The pair had been traveling alone all summer, but were met on the docks by a person whom they both called “cousin Jim,” and who assured them in a hearty, offhand manner that he would have them safe through the custom house in five minutes; a miscalculation, as it turned out, of quite three-quarters of an hour. Malignant fate assigned them an inspector who settled down to his search like an Indian to the war trail, and who seemed possessed with the idea that the wealth of the Indies lay secreted somewhere in those two shabby, travel-worn boxes.

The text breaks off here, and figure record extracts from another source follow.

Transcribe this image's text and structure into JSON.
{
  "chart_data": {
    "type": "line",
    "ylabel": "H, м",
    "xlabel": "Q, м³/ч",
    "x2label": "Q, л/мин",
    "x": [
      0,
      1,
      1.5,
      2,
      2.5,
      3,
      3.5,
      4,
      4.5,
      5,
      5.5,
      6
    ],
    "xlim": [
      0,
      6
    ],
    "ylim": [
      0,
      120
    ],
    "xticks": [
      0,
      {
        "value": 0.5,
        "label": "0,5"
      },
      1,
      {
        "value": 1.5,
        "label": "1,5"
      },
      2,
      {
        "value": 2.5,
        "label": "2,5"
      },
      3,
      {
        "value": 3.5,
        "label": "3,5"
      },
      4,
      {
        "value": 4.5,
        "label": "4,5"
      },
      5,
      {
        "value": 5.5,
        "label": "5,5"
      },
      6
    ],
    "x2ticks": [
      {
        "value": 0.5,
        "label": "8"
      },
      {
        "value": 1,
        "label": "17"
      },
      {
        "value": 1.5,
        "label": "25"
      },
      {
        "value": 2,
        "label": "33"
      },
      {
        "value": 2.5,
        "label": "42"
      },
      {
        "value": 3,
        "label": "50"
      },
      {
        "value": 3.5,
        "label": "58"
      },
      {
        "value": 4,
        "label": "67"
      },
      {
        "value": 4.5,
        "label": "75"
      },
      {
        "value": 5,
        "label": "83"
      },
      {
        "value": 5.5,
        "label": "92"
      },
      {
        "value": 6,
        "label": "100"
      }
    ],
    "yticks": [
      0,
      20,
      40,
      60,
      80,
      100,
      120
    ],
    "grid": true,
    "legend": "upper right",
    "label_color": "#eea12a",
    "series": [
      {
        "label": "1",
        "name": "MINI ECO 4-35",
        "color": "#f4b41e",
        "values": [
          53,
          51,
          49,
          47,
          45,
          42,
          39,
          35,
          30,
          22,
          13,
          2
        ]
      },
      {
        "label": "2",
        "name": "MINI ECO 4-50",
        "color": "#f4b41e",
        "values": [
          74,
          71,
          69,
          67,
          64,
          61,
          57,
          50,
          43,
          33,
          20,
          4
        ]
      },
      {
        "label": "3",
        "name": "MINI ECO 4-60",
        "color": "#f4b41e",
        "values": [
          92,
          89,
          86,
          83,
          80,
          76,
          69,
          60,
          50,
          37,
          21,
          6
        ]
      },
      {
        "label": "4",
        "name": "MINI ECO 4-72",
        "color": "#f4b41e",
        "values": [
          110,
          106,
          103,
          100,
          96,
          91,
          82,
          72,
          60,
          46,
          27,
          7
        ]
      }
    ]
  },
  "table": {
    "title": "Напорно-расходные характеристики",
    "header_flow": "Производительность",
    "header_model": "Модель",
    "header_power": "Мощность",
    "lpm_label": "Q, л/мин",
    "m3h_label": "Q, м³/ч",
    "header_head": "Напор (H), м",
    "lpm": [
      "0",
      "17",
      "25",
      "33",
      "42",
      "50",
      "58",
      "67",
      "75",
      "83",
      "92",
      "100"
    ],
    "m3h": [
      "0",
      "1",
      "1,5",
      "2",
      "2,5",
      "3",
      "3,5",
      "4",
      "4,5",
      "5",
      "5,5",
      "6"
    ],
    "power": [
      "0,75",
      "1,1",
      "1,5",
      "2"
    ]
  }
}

Whether this man was really enamored of his disagreeable task, whether he conscientiously believed that the United States would be impoverished and her industries crippled by the contents of that modest luggage, or whether he had been too pliable on former occasions, and seized this chance to assert his general incorruptibility, it would be hard to determine; but while older and less ardent officials lifted out trays and turned over corners in a purely perfunctory manner, seeing nothing, and seeking to see nothing of what lay beneath, this red-hot zealot went thoroughly and exhaustively to work upon the limited materials before him. Now the particular irritation of the custom house lies, not in the fact of your trunk being searched, but of your neighbor’s trunk escaping; and the sharpest sting is when you chance to know that your neighbor is carrying in unmolested ten times the value of your dutiable articles. If Miss Maisie, kicking her heels and smiling affably, did not realize the hardship of her position, Miss Maisie’s mother—she never had any other name, her sole claim to distinction resting on her daughter—felt it very keenly. She stood, anxious and angry, by the side of the inspector, protesting fretfully at each new in-road, and appealing for sympathy to her companions.
“It’s a perfect shame, the way he has rumpled your dresses, Maisie, and upset that tray you packed so nice and close. You will never be able to get the things back again in the world, and, if you do, one half of them will be broken before we reach home. And there’s your new fur cape all out of fold. I told you to wear it, or carry it in on your arm. No! that is not a present; at least I think not, is it, Maisie?” as a small brown paper parcel, carefully tied, was held up by the inspector for scrutiny.